Yesterday I cycled past a statement. It was written on a small vertical sign, an upright piece of wood, near Lake Pyhäjärvi in the Tahmela neighbourhood. Although I was going pretty fast, I think I know what it said. There were only two or three letters per row, and the arrangement made it a bit difficult to read, which is why I had already passed the sign when my mind comprehended the following (let's say it was three letters per row):
KYS
YMY
SON
MON
ISE
LIT
TEI
NEN
Which means:
THE
QUE
STI
ONI
SAM
BIG
UO
US
It was strange to have such a brief encounter with such an apt personal life slogan. For a long time, every question has appeared to have at least two valid answers, every statement several interpretations, every important word several distinctive meanings. I don't mean just academic issues; it goes deeper. Most problems have seemed equivocal to me and, as a result, most direct answers unfairly reductionist. Postmodernism and relativism aside, I am having trouble living with unambiguity. Or rather, where other people see it, I don't. Whether or not I say it aloud, I regularly refuse to accept solutions people present to me for everyday dilemmas, even if they think their approach is the only correct or sensible one. Most of the time, I feel there's a practical, moral, or at least theoretical "but" that deserves to be expressed.

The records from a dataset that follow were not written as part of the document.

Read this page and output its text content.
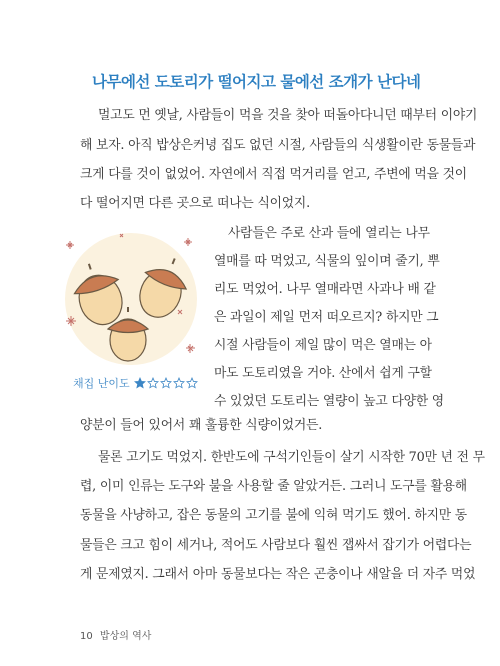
나무에선 도토리가 떨어지고 물에선 조개가 난다네
멀고도 먼 옛날, 사람들이 먹을 것을 찾아 떠돌아다니던 때부터 이야기
해 보자. 아직 밥상은커녕 집도 없던 시절, 사람들의 식생활이란 동물들과
크게 다를 것이 없었어. 자연에서 직접 먹거리를 얻고, 주변에 먹을 것이
다 떨어지면 다른 곳으로 떠나는 식이었지.
사람들은 주로 산과 들에 열리는 나무
열매를 따 먹었고, 식물의 잎이며 줄기, 뿌
리도 먹었어. 나무 열매라면 사과나 배 같
은 과일이 제일 먼저 떠오르지? 하지만 그
시절 사람들이 제일 많이 먹은 열매는 아
마도 도토리였을 거야. 산에서 쉽게 구할
수 있었던 도토리는 열량이 높고 다양한 영
양분이 들어 있어서 꽤 훌륭한 식량이었거든.
물론 고기도 먹었지. 한반도에 구석기인들이 살기 시작한 70만 년 전 무
렵, 이미 인류는 도구와 불을 사용할 줄 알았거든. 그러니 도구를 활용해
동물을 사냥하고, 잡은 동물의 고기를 불에 익혀 먹기도 했어. 하지만 동
물들은 크고 힘이 세거나, 적어도 사람보다 훨씬 잽싸서 잡기가 어렵다는
게 문제였지. 그래서 아마 동물보다는 작은 곤충이나 새알을 더 자주 먹었
채집 난이도
10 밥상의 역사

Thus I hate directives like "Go to A to get B, so C will give you D, and you can finish with E". I'm usually the exception that gets X and Y instead of B and D, and therefore E won't let me finish. I hate the slogan "There's always a way around it" even more, since this statement (obviously launched by someone with a gold spoon in their mouth) simply and infuriatingly denies the existence of all exceptions, implying that the world works identically for everybody. Often there is a way around it, sometimes there isn't, but this is not the point. The point, in a rephrase of the initial statement, is that there's always a but.
I haven't found much understanding for this practice of mine. Most people would refer to it as "making things difficult" for myself.